MONTANA SELF INSURERS’ ASSOCIATION - MSIA

Medical Marijuana In Workers’ Compensation 

Workers’ compensation systems around the country are struggling with the issue of whether or not to include medical marijuana in their workers’ compensation systems. 

Current Montana law, even with the 2020 passage of initiatives providing for recreational marijuana use in Montana, recognizes there is a place for medical marijuana. The workers’ compensation system, because marijuana remains a federally banned substance and does not have a proven track record of efficacy, is statutorily not required to pay for it. Most state workers’ compensation systems are not required to pay for medical marijuana. Generally, workers’ compensation systems do not pay for experimental or unproven medical procedures or drugs. That is the case with the Montana system as well; Montana law requires the payment for reasonable and necessary medical treatments to address the work-related injury. Reasonable and necessary medical treatment has been defined as excluding experimental treatments or drugs.  

There is much anecdotal information regarding the medical use of marijuana. There is far less information or research quantifying dosages, delivery methods (smoking, eating or drinking) or the effects of the drug. No one can quantify how much marijuana will create a dangerous situation should the user decide to drive, for example. There is no credible science at this time upon which to base an impairment evaluation and thus no way to address potential safety concerns.     

Current Montana law does not require the permissible use of medical marijuana to be reimbursed within the workers compensation system. Since marijuana cannot be legally prescribed under federal law, the Montana statute permits its use, but does not require its use or reimbursement.  

MCA 50-46-320 states:

(4) Nothing in this part may be construed to require:

(a) a government medical assistance program, a group benefit plan that is covered by the provisions of Title 2, chapter 18, an insurer covered by the provisions of Title 33, or an insurer as defined in 39-71-116 to reimburse an individual for costs associated with the use of marijuana by a registered cardholder;

(b) an employer to accommodate the use of marijuana by a registered cardholder;

(c) a school or postsecondary school to allow a registered cardholder to participate in extracurricular activities; or

(d) a property owner to allow a tenant who is a registered cardholder, provider, marijuana-infused products provider, dispensary, or testing laboratory to cultivate, manufacture, dispense, sell, or test marijuana, marijuana concentrates, or marijuana-infused products or to allow a registered cardholder to use marijuana.

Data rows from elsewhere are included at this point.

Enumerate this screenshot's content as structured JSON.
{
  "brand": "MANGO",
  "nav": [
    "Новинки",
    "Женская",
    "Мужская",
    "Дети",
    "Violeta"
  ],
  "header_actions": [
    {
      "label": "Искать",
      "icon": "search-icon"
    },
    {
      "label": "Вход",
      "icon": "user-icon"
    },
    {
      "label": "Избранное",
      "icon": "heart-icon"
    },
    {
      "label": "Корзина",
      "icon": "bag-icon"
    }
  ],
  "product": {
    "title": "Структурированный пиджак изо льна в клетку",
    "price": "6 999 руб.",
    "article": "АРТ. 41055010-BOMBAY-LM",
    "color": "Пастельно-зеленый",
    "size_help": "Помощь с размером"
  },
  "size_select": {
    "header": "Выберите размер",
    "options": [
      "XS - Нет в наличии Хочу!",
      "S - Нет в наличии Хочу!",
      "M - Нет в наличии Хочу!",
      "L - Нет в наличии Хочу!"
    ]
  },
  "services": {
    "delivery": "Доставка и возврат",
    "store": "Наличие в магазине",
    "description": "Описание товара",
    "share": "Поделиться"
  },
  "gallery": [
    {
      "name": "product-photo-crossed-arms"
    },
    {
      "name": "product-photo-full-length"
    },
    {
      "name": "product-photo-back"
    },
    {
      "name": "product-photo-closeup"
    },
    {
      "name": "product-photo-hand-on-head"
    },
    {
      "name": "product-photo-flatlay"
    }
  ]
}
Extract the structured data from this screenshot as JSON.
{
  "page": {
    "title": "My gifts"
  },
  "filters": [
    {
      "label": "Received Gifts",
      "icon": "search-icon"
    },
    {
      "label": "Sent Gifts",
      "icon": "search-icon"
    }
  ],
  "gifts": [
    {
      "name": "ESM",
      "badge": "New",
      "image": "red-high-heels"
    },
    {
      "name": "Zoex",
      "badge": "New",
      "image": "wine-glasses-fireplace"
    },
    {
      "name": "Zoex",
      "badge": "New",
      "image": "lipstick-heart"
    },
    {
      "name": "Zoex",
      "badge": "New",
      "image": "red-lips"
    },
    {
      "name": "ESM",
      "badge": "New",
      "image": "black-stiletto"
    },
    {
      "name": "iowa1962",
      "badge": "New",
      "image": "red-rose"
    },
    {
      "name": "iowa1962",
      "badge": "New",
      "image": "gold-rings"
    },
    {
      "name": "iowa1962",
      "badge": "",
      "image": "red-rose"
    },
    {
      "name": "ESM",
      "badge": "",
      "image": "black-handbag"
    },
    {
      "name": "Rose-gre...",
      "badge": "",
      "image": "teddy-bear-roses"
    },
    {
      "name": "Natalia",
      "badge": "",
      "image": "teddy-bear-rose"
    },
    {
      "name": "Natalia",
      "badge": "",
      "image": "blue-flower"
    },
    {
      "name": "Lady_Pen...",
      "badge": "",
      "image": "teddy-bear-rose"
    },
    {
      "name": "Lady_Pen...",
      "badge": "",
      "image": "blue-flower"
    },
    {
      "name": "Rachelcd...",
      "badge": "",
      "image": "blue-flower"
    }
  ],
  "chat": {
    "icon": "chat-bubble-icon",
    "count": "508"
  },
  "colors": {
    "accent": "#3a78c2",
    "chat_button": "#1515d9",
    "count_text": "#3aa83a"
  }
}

(5) Nothing in this part may be construed to:

(a) prohibit an employer from including in any contract a provision prohibiting the use of marijuana for a debilitating medical condition; or

(b) permit a cause of action against an employer for wrongful discharge pursuant to 39-2-904 or discrimination pursuant to 49-1-102.

And, in the workers compensation law, MCA 39-71-407

(6) (a) An employee who has received written certification, as defined in 50-46-302, from a physician for the use of marijuana for a debilitating medical condition and who is otherwise eligible for benefits payable under this chapter is subject to the limitations of subsections (6)(b) through (6)(d).

(b) An employee is not eligible for benefits otherwise payable under this chapter if the employee's use of marijuana for a debilitating medical condition, as defined in 50-46-302, is the major contributing cause of the injury or occupational disease.

(c) Nothing in this chapter may be construed to require an insurer to reimburse any person for costs associated with the use of marijuana for a debilitating medical condition, as defined in 50-46-302.

(d) In an accepted liability claim, the benefits payable under this chapter may not be increased or enhanced due to a worker's use of marijuana for a debilitating medical condition, as defined in 50-46-302. An insurer remains liable for those benefits that the worker would qualify for absent the worker's use of marijuana for a debilitating medical condition.

States have struggled with medical marijuana under their workers’ compensation laws. 10 states, in addition to Montana, have specifically denied medical marijuana as part of their workers’ compensation laws (AZ, CO, FL, IA, LA, MA, MI, ND, PA and WA). Some have statutory language, some by Court interpretation. Three states specifically require workers’ compensation to cover the costs of medical marijuana, all by Court decision (CT, NJ and NM). Most state laws do not specifically address medical marijuana within their workers’ compensation statutes.  

We are not ready to determine that medical marijuana has a place in the Montana workers’ compensation statute. We support the current law permitting medical marijuana and excluding it from the workers’ compensation system. When there is monitoring and dosage standardization, medical marijuana may have a place in our health care and workers’ compensation systems. Much like the use of alcohol, most jobs require full attention 

At the same time, we recognize our society is changing. We support continued research and testing so that standardization can be achieved in the safe use of marijuana. Like any drug, or alcohol, dosage is important for safety as well as regulation of access by children.